Ben Fisher at The City Ground 

Barry finishes the job for Everton after Garner returns to haunt ailing Forest

Sean Dyche’s Forest slip closer to relegation places after his side suffer chastening defeat to former club
  
  

Thierno Barry celebrates scoring Everton’s second goal.
Thierno Barry does not hold back after securing Everton’s decisive second goal. Photograph: David Davies/PA

Things are beginning to get a little twitchy for Nottingham Forest and Sean Dyche. Forest have made strides under Dyche but after a miserable defeat by Everton, his previous club, it is now three straight losses and a bruising run of January fixtures await on the horizon.

Happy new year? Five of their next six matches are away including a trip to West Ham, now only four points behind Forest in the table. For David Moyes and his threadbare squad, this was a triumph, goals by the former Forest loanee James Garner and Thierno Barry earning a deserved victory.

Forest only had themselves to blame for a lethargic display against an Everton side that arrived without a victory or even a goal since the reverse fixture at Hill Dickinson Stadium almost four weeks ago. That day Everton earned a 3-0 win, a Nikola Milenkovic own goal inside two minutes setting the tone, and here it did not take too much longer for them to seize the lead. After a forgettable opening, Everton produced the first moment of quality; Dwight McNeil, a January target for Dyche, slipping Garner in with a cute pass. Garner wriggled goalside of Morgan Gibbs-White and found the far corner to open the scoring against the club he spent 18 months on loan, clinching promotion via the Championship playoffs in 2022. Garner refused to celebrate.

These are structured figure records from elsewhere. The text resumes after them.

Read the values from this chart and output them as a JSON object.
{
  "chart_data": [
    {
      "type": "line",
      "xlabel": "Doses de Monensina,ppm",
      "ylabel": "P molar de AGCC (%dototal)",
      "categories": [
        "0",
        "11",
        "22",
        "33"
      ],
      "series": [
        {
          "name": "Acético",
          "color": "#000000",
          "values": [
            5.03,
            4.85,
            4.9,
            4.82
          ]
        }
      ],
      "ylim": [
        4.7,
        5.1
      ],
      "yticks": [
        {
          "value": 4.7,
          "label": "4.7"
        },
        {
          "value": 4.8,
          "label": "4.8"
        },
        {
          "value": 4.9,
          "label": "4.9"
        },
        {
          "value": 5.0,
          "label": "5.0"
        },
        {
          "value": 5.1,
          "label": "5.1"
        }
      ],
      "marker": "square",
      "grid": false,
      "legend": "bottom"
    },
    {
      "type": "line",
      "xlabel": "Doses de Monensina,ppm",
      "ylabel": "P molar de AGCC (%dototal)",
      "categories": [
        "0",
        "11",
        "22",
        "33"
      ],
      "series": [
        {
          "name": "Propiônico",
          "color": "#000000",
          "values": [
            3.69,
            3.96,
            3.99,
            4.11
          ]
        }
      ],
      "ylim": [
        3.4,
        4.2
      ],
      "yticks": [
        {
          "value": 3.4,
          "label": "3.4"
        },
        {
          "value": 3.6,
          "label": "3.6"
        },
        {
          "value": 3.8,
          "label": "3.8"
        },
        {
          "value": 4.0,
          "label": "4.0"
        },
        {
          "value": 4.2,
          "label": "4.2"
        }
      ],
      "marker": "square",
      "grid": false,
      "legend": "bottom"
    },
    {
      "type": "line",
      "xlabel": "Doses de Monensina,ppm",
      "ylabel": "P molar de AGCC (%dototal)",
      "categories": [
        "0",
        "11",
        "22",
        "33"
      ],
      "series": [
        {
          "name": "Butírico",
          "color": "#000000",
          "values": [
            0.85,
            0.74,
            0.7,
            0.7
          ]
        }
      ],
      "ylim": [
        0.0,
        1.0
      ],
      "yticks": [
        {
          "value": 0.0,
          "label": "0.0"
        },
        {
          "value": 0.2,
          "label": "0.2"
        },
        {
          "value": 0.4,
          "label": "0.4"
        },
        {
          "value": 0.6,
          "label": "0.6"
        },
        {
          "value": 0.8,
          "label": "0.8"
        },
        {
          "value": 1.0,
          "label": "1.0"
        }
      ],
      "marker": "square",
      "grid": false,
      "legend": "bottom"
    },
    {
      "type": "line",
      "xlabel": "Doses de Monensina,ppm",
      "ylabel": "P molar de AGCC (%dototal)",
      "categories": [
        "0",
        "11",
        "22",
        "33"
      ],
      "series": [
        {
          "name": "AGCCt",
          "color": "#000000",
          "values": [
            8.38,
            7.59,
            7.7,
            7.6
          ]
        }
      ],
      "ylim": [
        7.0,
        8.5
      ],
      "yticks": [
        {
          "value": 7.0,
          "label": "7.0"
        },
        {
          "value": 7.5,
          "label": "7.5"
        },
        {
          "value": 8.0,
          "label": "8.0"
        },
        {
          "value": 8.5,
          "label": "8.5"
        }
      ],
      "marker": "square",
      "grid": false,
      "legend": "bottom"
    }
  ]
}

Jack Grealish, who missed last weekend’s stalemate at Burnley through illness, returned to action from the bench but Moyes said he would have preferred not to use the Manchester City loanee. Moyes named four academy players plus two goalkeepers as substitutes and, without 10 of his squad owing to injury and the Africa Cup of Nations, the Everton manager said he will likely recall the 18-year-old midfielder Harrison Armstrong from his loan spell at Preston. “It is one of the team’s best [away wins] because of what we had available to us,” Moyes said.

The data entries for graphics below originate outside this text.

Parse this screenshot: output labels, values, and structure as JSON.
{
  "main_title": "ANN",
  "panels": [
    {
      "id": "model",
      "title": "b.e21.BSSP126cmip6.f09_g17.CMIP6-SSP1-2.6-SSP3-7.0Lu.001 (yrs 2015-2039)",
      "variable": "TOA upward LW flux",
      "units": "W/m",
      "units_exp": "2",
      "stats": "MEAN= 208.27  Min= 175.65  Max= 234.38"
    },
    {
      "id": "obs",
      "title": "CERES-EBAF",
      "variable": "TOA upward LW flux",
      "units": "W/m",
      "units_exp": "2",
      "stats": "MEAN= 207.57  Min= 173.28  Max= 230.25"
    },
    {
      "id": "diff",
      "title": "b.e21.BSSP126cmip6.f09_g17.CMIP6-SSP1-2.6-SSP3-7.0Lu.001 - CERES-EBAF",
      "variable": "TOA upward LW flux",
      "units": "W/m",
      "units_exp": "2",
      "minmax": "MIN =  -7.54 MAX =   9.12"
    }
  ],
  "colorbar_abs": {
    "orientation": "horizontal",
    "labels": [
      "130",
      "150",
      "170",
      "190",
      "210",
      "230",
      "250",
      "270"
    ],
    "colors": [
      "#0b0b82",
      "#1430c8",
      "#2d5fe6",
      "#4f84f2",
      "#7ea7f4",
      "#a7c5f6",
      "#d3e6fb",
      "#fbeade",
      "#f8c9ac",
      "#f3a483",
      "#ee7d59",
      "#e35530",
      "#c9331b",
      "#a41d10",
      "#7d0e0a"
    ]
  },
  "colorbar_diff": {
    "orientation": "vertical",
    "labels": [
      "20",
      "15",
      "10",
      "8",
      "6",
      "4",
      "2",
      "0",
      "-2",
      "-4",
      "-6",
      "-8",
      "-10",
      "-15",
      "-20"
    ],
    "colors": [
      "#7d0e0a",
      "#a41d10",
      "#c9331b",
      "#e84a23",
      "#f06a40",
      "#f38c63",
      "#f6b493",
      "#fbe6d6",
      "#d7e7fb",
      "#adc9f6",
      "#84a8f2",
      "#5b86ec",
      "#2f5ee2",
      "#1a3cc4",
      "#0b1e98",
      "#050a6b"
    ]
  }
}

Dyche changed things at the interval, introducing Douglas Luiz in place of Nicolás Domínguez and the substitute registered a fierce but hopeful strike from distance. Igor Jesus poked an effort wide after an Everton clearance pinballed in the box but frustration reigned, with Everton happy to stifle Forest. Moyes covered his face after James Tarkowski failed to make the most of a rare opening. A few minutes later a Forest move typical of their performance; Neco Williams squared the ball towards the penalty spot but Taiwo Awoniyi was too laboured and Dilane Bakwa too slow, allowing Merlin Röhl, on his first start on loan from Freiburg, to intervene.

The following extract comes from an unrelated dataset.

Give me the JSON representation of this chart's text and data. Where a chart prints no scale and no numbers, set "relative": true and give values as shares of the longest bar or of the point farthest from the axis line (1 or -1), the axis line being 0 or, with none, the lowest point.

Forest had 70% of possession and completed almost three times as many passes as their opponents but struggled to penetrate an organised Everton defence. Jake O’Brien and Tarkowski proved a meaner match for Igor Jesus than Rúben Dias and Josko Gvardiol. Oleksandr Zinchenko registered Forest’s first shot on target on 44 minutes, his whipped free-kick forcing Jordan Pickford into an awkward two-handed save but they never truly tested the England goalkeeper. “We had very dominant stats but stats don’t win games,” said Dyche, whose team were jeered off at full time. “I’ve just spoken to the players about it. But that expectation should be here.”

Grealish would arrive from the bench but it was Garner, by some distance the best player on the pitch, who created Everton’s second on 79 minutes. Garner jinked clear of Murillo and promptly punished the Forest centre-back for charging out of position. Garner picked out Barry on the edge of the 18-yard box and the Frenchman trapped the ball with his first touch and then beat John Victor with his next.

Forest supporters headed for the exits as Barry, aptly, in the city home to Robin Hood, pulled out a bow and arrow celebration. Everton fans, not in quite the same hurry to depart, were understandably determined to savour victory. “Rightly so,” Moyes said afterwards. “It was some result to come here with such a depleted side and get a win.”